Issue Behind the Scene
flash-attn, xformers, bitsandbytes, apex — these packages share a common trait: they have CUDA kernels baked in. That means they need to be compiled against:
- A specific CUDA version (e.g., 11.8, 12.1, 12.4)
- A specific PyTorch version (e.g., 2.1.0, 2.3.0)
- Your Python version
When you pip install flash-attn from source, your machine has to compile thousands of lines of CUDA code.
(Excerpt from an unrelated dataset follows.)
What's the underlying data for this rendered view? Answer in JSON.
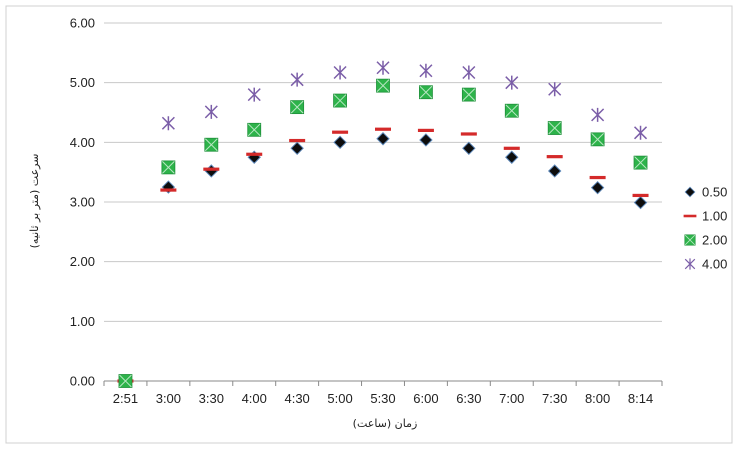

This takes 15–40 minutes, requires nvcc (the NVIDIA CUDA compiler) to be installed and on your PATH, and will fail spectacularly if any version is mismatched.
The error usually looks like one of these:
# The "I don't even have a compiler" error
error: command 'gcc' failed: No such file or directory
# The "CUDA version mismatch" error
RuntimeError: CUDA error: no kernel image is available for execution on the device
# The "nvcc not found" classic
nvcc: command not found
# The cryptic one that sends you to Stack Overflow at 2am
ninja: build stopped: subcommand failed.
The Smart Way: Install from a Prebuilt Wheel
Most popular CUDA packages maintain a repo of prebuilt wheels for common CUDA + PyTorch + Python combinations. Instead of compiling, you download the exact binary you need.
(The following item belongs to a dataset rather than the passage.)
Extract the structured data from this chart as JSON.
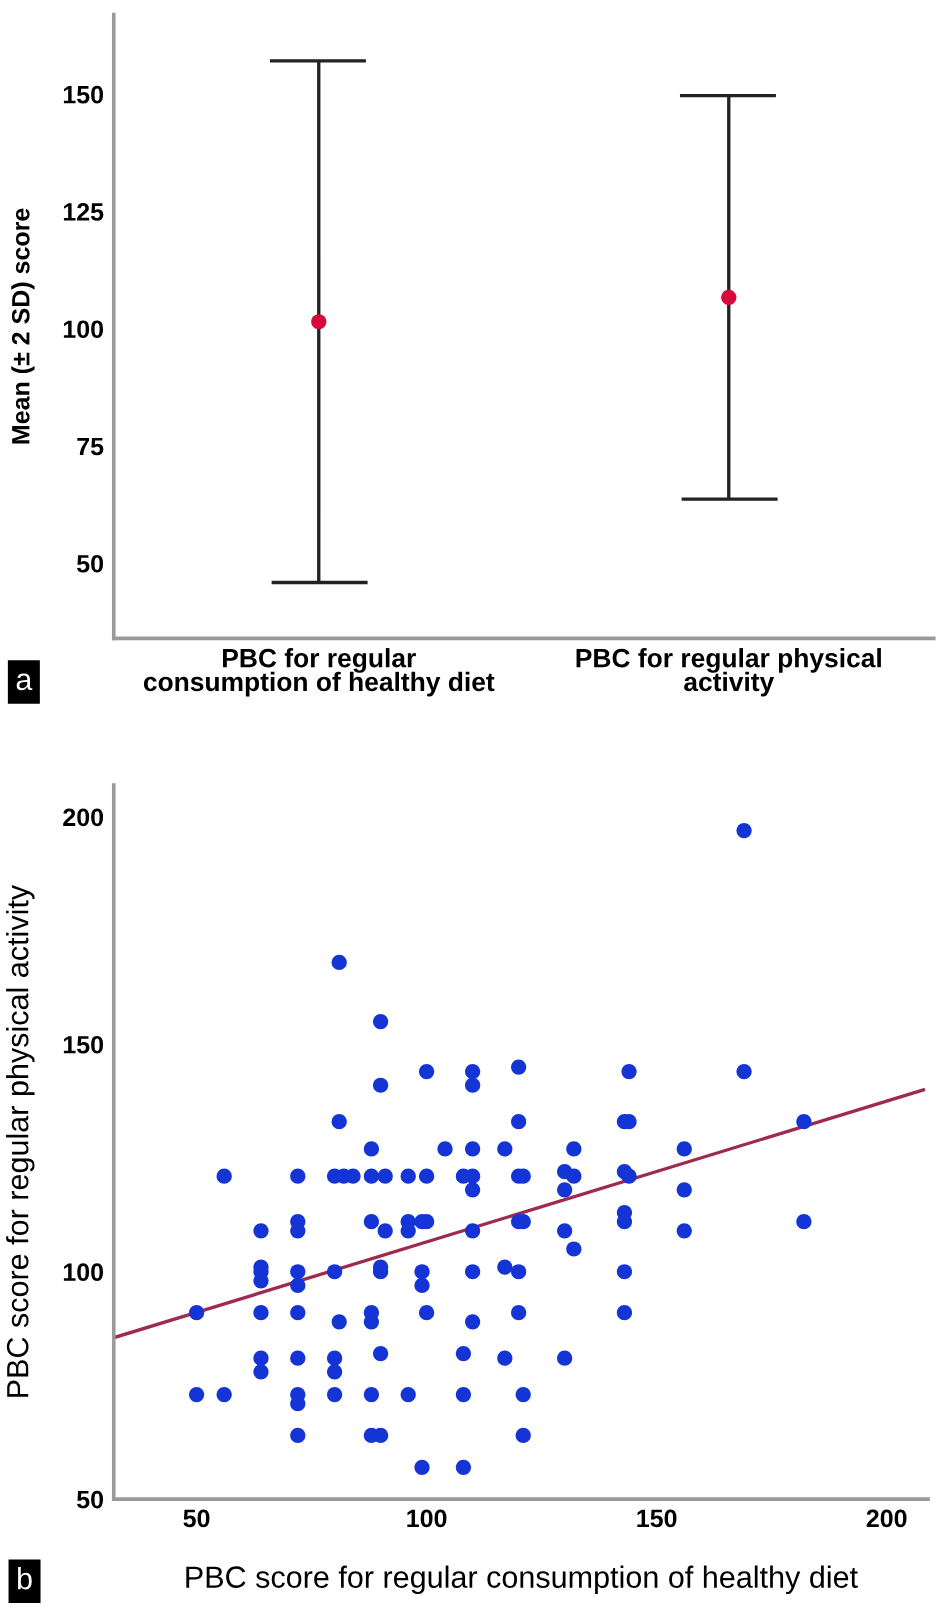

Step 1: Know Your Environment
Before hunting for a wheel, figure out exactly what you're working with:
# Python version
python --version
# PyTorch version + CUDA it was built with
python -c "import torch; print(torch.__version__); print(torch.version.cuda)"
# CUDA toolkit version on your system
nvcc --version
# or, if nvcc isn't installed:
nvidia-smi # shows driver's max supported CUDA version
Example output you might see:
Python 3.10.12
2.3.0+cu121
12.1
So you need: Python 3.10, PyTorch 2.3.0, CUDA 12.1.
Step 2: Find the Right Wheel
For flash-attn, the prebuilt wheels live on GitHub releases.
Look for a filename that matches your setup. For the example above, you'd grab something like:
flash_attn-2.8.3+cu12torch2.8cxx11abiTRUE-cp310-cp310-linux_x86_64.whl
Step 3: Install It
Once you have the URL or have downloaded the file:
# Install directly from URL (no download needed)
pip install https://github.com/Dao-AILab/flash-attention/releases/download/v2.6.3/flash_attn-2.6.3+cu122torch2.3cxx11abiFALSE-cp310-cp310-linux_x86_64.whl
# or with uv
uv add https://github.com/Dao-AILab/flash-attention/releases/download/v2.6.3/flash_attn-2.6.3+cu122torch2.3cxx11abiFALSE-cp310-cp310-linux_x86_64.whl
# Or install from a local file you downloaded
pip install flash_attn-2.6.3+cu122torch2.3cxx11abiFALSE-cp310-cp310-linux_x86_64.whl
# or with uv
uv add flash_attn-2.6.3+cu122torch2.3cxx11abiFALSE-cp310-cp310-linux_x86_64.whl
Done. No compiler needed. No 30-minute wait. Just a clean, fast install.